The Army plans to collect more well samples in December 2022 and March 2023, said Brianne Witman, the project manager.

Dorment doesn't want future Waverley View residents to worry about how living at the development might affect their health.

Considering how federal and state agencies have scrutinized the project, it is shaping up to be incredibly safe, he said.

"They feel, and I feel, that if any measures need to be taken [to protect residents], they're going to be taken, and people are not going to be in any risk whatsoever," he said. "We're doing what we can to comply with their direction."

Risk of vapor intrusion

When the groundwater beneath a building is contaminated — as it is at and around Area B — there's a danger of "vapor intrusion."

In this process, chemicals dissolved in a property's groundwater can enter buildings through basements or foundations.

Chemicals can then degrade the quality of indoor air and harm people, especially those who are pregnant, or elderly or young children, or those with a compromised immune system.

However, the effects of vapor intrusion can be mitigated by installing certain technologies.

The Army would be responsible for paying for adding these technologies to homes with the potential for vapor intrusion, said Gary Zolyak, an attorney for the Army.

Construction isn't expected to start on houses beside the Area B fence line — where potentially risky levels of contamination have been identified — for six or seven years, Dorment said.

That gives the Army time to work with Dorment's team to determine the technology needed during the houses' construction to protect future residents from vapor intrusion, said Joseph Gortva, chief of Fort Detrick's Environmental Management Division.

Because of how the groundwater flows, the Army is not concerned about vapor intrusion affecting other portions of the Waverley View development, including the 70-acre parcel south of Shookstown Road.

That is where Phase 1 of the Waverley View development is.
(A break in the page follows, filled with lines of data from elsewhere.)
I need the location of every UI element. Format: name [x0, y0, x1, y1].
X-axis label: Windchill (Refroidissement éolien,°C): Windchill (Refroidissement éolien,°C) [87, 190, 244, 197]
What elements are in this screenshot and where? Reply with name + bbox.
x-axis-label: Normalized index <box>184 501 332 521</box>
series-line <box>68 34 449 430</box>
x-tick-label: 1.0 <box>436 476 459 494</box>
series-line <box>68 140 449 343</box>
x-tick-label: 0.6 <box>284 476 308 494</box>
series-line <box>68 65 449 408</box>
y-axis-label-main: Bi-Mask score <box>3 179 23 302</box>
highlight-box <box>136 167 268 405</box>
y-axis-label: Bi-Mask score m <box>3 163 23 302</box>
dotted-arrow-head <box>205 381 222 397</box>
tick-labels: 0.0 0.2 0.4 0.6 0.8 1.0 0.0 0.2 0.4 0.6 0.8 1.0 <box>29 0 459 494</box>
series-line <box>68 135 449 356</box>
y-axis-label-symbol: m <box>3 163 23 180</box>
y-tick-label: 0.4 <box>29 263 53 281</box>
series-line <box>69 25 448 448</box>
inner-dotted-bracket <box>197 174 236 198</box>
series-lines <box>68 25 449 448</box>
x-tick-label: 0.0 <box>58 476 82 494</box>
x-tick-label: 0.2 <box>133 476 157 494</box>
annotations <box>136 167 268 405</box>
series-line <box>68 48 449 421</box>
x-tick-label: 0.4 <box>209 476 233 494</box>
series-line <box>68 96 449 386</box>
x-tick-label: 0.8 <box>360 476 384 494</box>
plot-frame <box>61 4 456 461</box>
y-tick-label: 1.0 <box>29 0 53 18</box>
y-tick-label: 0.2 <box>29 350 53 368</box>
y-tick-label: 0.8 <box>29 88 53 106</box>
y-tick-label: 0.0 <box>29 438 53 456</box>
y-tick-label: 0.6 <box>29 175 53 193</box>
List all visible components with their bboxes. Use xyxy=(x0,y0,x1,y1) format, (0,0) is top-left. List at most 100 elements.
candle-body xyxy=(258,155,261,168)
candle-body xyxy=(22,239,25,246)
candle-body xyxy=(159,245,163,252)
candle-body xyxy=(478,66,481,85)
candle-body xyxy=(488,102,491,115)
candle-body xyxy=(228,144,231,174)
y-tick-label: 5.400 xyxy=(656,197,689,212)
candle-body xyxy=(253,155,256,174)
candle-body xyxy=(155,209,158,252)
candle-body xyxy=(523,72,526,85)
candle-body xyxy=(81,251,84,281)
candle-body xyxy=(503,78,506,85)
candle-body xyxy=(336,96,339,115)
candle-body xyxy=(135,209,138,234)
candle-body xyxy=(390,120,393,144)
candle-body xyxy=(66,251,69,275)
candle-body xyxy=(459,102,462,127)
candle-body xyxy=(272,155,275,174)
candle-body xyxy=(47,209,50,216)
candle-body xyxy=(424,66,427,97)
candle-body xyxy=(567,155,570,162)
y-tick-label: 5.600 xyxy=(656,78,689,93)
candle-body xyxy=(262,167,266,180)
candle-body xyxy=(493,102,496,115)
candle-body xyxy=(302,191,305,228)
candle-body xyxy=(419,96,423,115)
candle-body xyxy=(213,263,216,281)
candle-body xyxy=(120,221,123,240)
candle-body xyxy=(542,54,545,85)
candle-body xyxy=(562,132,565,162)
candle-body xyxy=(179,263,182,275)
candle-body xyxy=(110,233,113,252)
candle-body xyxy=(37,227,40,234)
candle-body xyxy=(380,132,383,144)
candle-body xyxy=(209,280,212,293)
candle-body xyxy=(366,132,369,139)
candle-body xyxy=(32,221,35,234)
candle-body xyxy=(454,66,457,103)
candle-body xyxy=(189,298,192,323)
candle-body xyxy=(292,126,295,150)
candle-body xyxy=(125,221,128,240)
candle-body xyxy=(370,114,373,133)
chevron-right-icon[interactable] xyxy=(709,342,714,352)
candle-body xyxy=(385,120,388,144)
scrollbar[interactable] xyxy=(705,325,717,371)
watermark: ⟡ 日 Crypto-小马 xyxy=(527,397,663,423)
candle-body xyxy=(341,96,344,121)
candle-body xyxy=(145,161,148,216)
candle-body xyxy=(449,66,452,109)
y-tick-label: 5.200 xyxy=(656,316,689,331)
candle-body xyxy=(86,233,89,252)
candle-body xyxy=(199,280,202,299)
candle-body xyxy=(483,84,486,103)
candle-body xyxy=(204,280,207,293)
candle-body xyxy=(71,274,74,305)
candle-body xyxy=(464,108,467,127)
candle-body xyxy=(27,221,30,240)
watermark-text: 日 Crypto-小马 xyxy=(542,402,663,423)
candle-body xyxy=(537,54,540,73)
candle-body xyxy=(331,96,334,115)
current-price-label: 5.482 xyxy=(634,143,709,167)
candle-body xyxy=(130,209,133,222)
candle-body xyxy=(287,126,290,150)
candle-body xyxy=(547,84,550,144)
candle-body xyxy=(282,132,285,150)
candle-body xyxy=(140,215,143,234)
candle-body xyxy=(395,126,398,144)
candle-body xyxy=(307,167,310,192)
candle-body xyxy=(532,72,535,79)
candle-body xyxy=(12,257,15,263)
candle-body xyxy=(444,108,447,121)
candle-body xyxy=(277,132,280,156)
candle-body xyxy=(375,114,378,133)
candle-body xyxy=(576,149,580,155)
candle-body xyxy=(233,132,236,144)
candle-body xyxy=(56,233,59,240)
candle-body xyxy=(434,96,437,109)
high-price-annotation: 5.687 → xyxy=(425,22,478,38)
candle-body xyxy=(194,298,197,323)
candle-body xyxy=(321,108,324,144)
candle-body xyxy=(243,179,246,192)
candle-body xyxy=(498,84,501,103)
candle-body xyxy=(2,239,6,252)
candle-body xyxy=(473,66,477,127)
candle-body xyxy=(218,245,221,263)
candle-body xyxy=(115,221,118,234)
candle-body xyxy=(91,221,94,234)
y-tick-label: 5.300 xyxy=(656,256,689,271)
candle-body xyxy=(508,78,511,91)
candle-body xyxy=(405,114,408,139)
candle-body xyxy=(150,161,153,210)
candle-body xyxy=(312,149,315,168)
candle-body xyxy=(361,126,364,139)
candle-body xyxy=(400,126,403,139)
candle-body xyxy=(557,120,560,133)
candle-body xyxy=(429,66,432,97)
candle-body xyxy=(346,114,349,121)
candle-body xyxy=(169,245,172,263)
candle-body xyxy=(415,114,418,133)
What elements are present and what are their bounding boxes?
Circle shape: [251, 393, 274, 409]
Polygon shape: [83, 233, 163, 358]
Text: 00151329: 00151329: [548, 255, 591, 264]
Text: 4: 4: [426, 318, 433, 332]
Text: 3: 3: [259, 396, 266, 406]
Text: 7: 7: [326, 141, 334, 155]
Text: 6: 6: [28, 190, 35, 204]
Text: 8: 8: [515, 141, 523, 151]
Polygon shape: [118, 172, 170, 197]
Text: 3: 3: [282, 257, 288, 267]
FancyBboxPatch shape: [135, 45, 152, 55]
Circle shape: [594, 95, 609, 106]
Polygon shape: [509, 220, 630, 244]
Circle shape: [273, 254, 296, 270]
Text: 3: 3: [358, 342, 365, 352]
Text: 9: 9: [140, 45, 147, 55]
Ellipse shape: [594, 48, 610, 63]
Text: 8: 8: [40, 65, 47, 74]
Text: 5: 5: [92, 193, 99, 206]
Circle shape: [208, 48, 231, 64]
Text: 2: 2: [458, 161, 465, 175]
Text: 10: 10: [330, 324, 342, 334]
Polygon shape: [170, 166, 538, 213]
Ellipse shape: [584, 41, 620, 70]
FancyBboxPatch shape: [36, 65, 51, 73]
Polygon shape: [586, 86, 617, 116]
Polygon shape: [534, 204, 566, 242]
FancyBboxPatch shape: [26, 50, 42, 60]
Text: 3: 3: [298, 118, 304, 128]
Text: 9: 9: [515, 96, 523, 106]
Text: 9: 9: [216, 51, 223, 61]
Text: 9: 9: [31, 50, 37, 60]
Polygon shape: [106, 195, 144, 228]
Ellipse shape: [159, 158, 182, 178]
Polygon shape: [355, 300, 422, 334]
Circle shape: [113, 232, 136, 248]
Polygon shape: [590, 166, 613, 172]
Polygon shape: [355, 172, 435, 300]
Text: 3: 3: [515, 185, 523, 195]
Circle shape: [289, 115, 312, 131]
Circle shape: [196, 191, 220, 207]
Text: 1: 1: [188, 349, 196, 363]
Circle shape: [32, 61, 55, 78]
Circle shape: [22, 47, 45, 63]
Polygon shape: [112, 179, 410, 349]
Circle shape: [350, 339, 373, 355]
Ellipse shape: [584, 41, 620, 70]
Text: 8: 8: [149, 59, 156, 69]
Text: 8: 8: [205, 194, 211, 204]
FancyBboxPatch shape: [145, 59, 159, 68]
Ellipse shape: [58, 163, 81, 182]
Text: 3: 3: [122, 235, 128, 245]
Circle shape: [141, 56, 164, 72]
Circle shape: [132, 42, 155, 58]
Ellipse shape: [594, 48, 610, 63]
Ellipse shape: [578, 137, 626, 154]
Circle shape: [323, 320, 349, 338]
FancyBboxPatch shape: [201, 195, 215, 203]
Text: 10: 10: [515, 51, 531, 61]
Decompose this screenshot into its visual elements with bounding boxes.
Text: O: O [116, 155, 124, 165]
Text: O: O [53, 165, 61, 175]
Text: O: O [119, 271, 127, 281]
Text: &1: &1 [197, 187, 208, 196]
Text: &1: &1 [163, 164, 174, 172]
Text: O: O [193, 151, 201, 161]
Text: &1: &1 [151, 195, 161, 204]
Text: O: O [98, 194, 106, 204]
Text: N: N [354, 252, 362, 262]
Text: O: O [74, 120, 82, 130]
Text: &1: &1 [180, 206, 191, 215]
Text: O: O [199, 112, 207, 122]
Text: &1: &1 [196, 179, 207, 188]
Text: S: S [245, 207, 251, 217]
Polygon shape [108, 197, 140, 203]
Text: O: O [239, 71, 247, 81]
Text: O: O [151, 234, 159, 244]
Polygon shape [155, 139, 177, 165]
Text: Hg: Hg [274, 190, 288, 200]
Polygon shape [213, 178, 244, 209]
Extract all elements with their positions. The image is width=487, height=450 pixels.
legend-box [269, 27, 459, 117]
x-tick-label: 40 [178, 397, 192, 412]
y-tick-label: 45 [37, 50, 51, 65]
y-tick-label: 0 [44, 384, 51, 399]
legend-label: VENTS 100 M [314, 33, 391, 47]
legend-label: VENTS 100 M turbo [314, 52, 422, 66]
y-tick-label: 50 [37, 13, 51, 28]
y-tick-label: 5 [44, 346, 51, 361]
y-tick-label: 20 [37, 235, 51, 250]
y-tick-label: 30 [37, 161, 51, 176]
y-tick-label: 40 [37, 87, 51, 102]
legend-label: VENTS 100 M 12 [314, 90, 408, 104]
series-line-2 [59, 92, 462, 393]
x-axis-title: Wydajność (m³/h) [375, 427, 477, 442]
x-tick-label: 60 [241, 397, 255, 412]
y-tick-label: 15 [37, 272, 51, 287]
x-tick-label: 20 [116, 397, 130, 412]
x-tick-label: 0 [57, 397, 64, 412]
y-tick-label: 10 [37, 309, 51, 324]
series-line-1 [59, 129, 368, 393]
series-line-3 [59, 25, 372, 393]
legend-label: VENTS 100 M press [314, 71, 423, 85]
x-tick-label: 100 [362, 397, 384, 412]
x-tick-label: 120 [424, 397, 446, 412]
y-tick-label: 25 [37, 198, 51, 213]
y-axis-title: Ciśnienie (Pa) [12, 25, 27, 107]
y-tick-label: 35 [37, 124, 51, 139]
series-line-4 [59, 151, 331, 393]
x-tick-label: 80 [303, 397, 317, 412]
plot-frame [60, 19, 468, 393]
The developer will complete work on the first phase of the project, Gambrill View, in the coming year, Dorment said.

The Army isn't worried about the extent of the groundwater contamination — or which buildings it could affect — changing dramatically.

If the contamination got worse, the levels of contaminants detected in monitoring wells would increase, Gortva said. Instead, they've been relatively stable.

Still, he added, the Army will continue monitoring the contamination, just in case.

A contentious past

The Army and Waverley View Investors — the company that owns the future site of the Waverley View development — have a long, complicated history.

Starting in 2011, Waverley View Investors repeatedly denied Army requests to install groundwater monitoring wells on the developer's property.

Then, in 2013, the property owner sued the Army for $37 million, accusing the Army of devaluing its land and stalling future development.

When the lawsuit concluded in 2018, the U.S. Court of Federal Claims awarded Waverley View Investors about $56,500 and let the Army monitor groundwater contamination on the property.

Since then, the Army and Waverley View Investors have worked well together, Zolyak said.

Dorment attended the Restoration Advisory Board meeting in October, participated in discussions and answered questions from board members.

In response to a question from RAB member Jen Peppe Hahn, Dorment agreed to return to a future meeting to explain how Waverley View Investors will tell residents about vapor intrusion mitigation systems installed in their homes.

"You're talking about something that's a little bit far off," he said, "but it's certainly a legitimate request, and we will honor it."